Bitcoin face à ses limites
Parallèlement à l’envolée de son concurrent, le bitcoin subissait le 11 janvier une correction de 15%, passant de 450 à 380 dollars, un niveau auquel il se maintient depuis. A l’origine du décrochage, Mike Hearn, ancien de Google Suisse, un des 40 «core developers» de Bitcoin, qu’il vient de quitter pour se concentrer essentiellement sur le projet «Ethereum» de R3CEV. Dans un billet de blog très circonstancié, il détaille les raisons selon lui de «l’échec de Bitcoin» qui n’aurait pas su s’adapter. Déplorant en termes de gouvernance la concentration de la technologie entre les mains «d’un petit nombre de personnes», il pointe surtout les limites de capacité atteintes par le réseau, qui, avec un megabyte par bloc, ne serait pas en mesure de traiter plus de trois transactions par seconde. Une situation qui entraîne des délais d’attente et une hausse des commissions, régulièrement dénoncées par les utilisateurs.
Alexis Roussel, cofondateur de la plateforme neuchâteloise bity.com, active dans le trading de crypto-monnaies, rejoint le constat: «A l’origine, les concepteurs ne pensaient pas atteindre si vite la saturation. Il y aujourd’hui un effet d’entonnoir, où les transactions les mieux commissionnées sont les plus vite servies.
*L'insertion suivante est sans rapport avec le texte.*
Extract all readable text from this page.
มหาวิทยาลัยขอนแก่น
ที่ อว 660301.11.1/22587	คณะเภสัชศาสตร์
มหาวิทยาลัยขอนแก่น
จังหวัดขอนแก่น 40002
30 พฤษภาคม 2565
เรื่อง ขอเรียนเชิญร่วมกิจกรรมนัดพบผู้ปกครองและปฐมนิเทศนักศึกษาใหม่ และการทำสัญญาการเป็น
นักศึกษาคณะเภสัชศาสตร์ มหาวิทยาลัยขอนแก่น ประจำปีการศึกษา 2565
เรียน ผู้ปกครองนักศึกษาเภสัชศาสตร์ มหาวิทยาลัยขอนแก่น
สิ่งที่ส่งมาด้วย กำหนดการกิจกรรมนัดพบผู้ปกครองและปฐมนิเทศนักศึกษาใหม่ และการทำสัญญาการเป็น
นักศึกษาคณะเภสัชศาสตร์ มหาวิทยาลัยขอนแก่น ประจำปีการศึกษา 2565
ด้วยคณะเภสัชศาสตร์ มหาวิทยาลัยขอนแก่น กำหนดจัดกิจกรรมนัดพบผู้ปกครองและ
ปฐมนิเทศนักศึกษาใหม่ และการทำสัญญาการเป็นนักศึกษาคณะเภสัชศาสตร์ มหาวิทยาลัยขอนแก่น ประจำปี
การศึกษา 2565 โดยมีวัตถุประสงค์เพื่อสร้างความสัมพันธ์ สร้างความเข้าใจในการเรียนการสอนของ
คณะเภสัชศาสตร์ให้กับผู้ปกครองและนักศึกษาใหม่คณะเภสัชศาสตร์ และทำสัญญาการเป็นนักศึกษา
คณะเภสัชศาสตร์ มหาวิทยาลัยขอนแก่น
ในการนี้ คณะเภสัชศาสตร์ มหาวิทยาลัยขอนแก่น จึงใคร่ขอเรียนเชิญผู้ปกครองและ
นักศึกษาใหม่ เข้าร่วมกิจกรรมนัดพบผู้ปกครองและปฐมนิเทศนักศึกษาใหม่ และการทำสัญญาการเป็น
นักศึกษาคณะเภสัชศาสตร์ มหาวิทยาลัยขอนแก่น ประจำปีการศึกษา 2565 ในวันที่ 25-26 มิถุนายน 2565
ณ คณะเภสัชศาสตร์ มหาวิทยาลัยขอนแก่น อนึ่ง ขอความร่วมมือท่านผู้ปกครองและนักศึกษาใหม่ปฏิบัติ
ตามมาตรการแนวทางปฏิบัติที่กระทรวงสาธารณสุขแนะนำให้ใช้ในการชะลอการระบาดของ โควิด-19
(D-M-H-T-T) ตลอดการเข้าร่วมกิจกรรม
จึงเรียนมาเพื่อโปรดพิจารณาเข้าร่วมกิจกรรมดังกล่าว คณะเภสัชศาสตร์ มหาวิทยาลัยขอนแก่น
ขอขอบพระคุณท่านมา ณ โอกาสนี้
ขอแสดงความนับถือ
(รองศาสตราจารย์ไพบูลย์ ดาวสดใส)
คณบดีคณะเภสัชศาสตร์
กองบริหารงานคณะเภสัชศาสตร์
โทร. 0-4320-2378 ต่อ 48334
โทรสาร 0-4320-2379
Le passage de 2 à 5 centimes de frais reste minime, mais il peut être pénalisant pour les micropaiements».
Bitcoin, surclassé technologiquement? Pour Alexis Roussel, c’est avant tout sa réputation sulfureuse qui favorise l’adoption du protocole d’Ethereum. «Le bitcoin a mauvaise presse, son utilisation a souvent été associée au Darkweb, une image de laquelle l’industrie bancaire veut se dissocier», estime l’analyste. Massivement utilisé pour des transferts de capitaux depuis la Chine vers Hong-Kong, le bitcoin voit les deux places asiatiques concentrer 80% des échanges, en plus de l’essentiel du «mining», la production de devises. Une réalité qui inquiète, et qui amène certains détenteurs de bitcoins à convertir une partie de leur portefeuille en ethers.
Malgré la tendance, le directeur général de Bity reste confiant en l’avenir du bitcoin: «La technologie d’Ethereum dispose d‘intéressantes potentialités, mais elle va énormément évoluer, sans que l’on sache encore dans quel sens. Les applications en sont encore au stade du prototype, et tout l’écosystème d’Ethereum est en train de se construire. Bitcoin demeure beaucoup plus abouti et sécurisé.» Plus d’un milliard de dollars vient d’ailleurs d’être investi par la communauté pour faire évoluer le protocole, et converger en partie vers Ethereum. Selon Alexis Roussel, «l’éther et le bitcoin présentent une certaine complémentarité. Les deux devises sont amenées à cohabiter à l’avenir.»
Un potentiel déjà valorisé
Lancée en 2015, à partir de 31 591 bitcoins (environ 18 millions de francs) collectés par crowdfunding, Ethereum, basée à Zoug, reprend le principe d’une chaîne de blocs informatiques enregistrant les transactions de manière automatique, décentralisée et non falsifiable. A la différence de Bitcoin, son protocole permet d’inclure un programme qui peut être exécuté en circuit fermé.
Ces «contrats intelligents» devraient permettre à terme de gérer des votes électroniques ou des transferts de parts d’entreprises de manière simple et sécurisée. Premier intéressé, le secteur bancaire, qui mise sur la technologie pour économiser 20 milliards de dollars sur ses transactions à l’horizon 2022.
Initialement introduit au cours de 29 cents (2000 unités pour un bitcoin), l’ether, monnaie d’échange sur la plateforme, a vu sa valeur multipliée par 19 en moins d’un an d’existence, pour avoisiner aujourd’hui les 5,50 dollars.